Shares of Helbiz (HLBZ 7.87%) fell sharply on Wednesday, losing as much as 34.1% before stabilizing. As of 11:58 a.m. ET, the stock was down 32.8%.
The micro-mobility company, which also boasts a streaming video business, cratered after the company announced the details of a primary and secondary stock sale to cover underlying warrants related to its recent SPAC deal.
Helbiz announced that its S-1 registration statement submitted to the Securities and Exchange Commission (SEC) had been declared effective, clearing the way for the company to sell a significant amount of Class A common stock.
In a recent filing, Helbiz said it would sell a total of 11,050,000 shares of stock to cover exercisable warrants issued in connection with its special purpose acquisition company (SPAC) business combination in August. Warrants allow holders to buy shares at a predetermined price after a specified period of time.

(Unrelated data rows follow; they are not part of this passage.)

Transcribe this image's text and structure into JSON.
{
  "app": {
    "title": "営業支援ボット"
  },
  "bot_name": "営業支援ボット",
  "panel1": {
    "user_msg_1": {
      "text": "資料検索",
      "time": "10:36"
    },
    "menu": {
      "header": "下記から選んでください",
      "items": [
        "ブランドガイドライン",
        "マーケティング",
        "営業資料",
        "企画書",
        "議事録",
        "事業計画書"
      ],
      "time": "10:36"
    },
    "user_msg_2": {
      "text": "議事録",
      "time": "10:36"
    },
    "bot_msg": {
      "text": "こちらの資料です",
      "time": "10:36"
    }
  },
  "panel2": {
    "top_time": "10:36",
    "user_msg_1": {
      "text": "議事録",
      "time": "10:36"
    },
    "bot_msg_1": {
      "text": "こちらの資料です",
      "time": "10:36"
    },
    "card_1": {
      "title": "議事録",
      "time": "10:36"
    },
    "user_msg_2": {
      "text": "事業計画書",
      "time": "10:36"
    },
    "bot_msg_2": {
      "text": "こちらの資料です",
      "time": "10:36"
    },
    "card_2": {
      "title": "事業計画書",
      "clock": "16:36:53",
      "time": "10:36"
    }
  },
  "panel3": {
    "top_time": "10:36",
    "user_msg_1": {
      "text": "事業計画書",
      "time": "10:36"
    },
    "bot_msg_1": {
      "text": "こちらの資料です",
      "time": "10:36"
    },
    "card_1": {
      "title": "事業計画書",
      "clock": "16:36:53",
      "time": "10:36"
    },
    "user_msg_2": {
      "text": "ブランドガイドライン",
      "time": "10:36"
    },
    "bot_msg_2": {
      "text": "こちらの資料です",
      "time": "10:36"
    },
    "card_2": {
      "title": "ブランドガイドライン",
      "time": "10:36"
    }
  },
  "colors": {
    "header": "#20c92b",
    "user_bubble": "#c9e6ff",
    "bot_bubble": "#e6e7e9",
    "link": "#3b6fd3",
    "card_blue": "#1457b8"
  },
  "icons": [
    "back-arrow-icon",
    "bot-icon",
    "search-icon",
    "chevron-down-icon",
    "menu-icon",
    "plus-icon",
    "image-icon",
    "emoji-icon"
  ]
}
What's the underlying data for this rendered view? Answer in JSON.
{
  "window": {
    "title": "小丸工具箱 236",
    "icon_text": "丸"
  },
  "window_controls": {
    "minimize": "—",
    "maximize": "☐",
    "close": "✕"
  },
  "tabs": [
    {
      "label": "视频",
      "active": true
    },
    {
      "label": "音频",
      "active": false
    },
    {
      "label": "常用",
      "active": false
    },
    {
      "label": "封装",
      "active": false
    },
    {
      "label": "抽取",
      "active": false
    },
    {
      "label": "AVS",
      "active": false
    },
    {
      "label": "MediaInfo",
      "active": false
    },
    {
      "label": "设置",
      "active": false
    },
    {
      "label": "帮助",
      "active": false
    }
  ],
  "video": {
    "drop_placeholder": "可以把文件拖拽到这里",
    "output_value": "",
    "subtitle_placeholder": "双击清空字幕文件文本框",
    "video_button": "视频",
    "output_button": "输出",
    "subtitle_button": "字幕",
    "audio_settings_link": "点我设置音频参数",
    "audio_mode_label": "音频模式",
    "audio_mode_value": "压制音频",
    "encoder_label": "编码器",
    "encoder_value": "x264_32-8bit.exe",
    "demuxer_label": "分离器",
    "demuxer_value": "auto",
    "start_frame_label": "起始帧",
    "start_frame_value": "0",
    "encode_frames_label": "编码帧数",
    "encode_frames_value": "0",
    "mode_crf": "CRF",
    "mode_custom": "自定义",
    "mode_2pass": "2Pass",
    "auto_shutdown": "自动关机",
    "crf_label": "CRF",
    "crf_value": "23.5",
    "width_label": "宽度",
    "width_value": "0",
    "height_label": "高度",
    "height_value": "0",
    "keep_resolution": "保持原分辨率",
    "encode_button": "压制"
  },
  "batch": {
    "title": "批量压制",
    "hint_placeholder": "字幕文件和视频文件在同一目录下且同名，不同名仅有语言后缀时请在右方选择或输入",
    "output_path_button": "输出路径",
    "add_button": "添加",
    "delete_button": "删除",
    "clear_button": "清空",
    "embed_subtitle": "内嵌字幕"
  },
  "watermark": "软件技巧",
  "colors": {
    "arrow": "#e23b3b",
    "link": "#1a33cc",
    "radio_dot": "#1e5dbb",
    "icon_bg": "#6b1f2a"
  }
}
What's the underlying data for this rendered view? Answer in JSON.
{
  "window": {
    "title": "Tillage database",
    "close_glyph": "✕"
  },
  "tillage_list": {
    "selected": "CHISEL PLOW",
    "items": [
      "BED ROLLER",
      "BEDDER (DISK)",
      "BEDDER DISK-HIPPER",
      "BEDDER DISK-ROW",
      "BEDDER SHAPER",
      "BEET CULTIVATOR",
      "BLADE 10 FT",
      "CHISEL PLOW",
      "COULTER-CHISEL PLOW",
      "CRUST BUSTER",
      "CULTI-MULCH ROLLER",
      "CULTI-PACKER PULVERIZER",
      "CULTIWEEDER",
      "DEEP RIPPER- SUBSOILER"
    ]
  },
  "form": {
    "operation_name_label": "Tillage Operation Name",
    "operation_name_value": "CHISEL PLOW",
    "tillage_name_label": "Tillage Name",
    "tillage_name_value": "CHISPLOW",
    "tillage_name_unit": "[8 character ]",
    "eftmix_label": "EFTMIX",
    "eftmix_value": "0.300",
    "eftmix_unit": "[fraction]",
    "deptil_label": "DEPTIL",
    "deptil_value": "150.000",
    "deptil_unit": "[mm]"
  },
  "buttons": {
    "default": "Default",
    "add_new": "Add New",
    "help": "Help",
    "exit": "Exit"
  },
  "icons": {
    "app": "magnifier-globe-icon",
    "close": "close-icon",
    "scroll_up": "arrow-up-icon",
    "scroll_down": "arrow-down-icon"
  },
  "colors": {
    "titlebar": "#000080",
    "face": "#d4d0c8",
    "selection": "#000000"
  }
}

The offering will consist of 5.75 million shares that will be issued upon the exercise of public warrants, up to 2.65 million shares held by early investors and insiders, and an additional 2.65 million shares to cover the exercise of PIPE warrants.
As part of the SPAC deal, Helbiz raised additional money by selling "private investment in public equity," or PIPE warrants, to institutional investors. The company then issues shares to cover the exercise of those warrants.
Helbiz said it expects the public warrants to be exercisable "over the next couple of days."
To give this sale context, Helbiz had a total of 29,507,289 shares outstanding as of Sep. 20. This means existing investors will have their ownership share diluted by roughly 28%. Investors are also likely concerned that the flood of additional shares on the market will reduce demand.
This shouldn't come as a surprise to investors that have been paying attention. Issuing warrants is a common practice for companies using a SPAC vehicle to go public, and this was part of Helbiz's plans all along.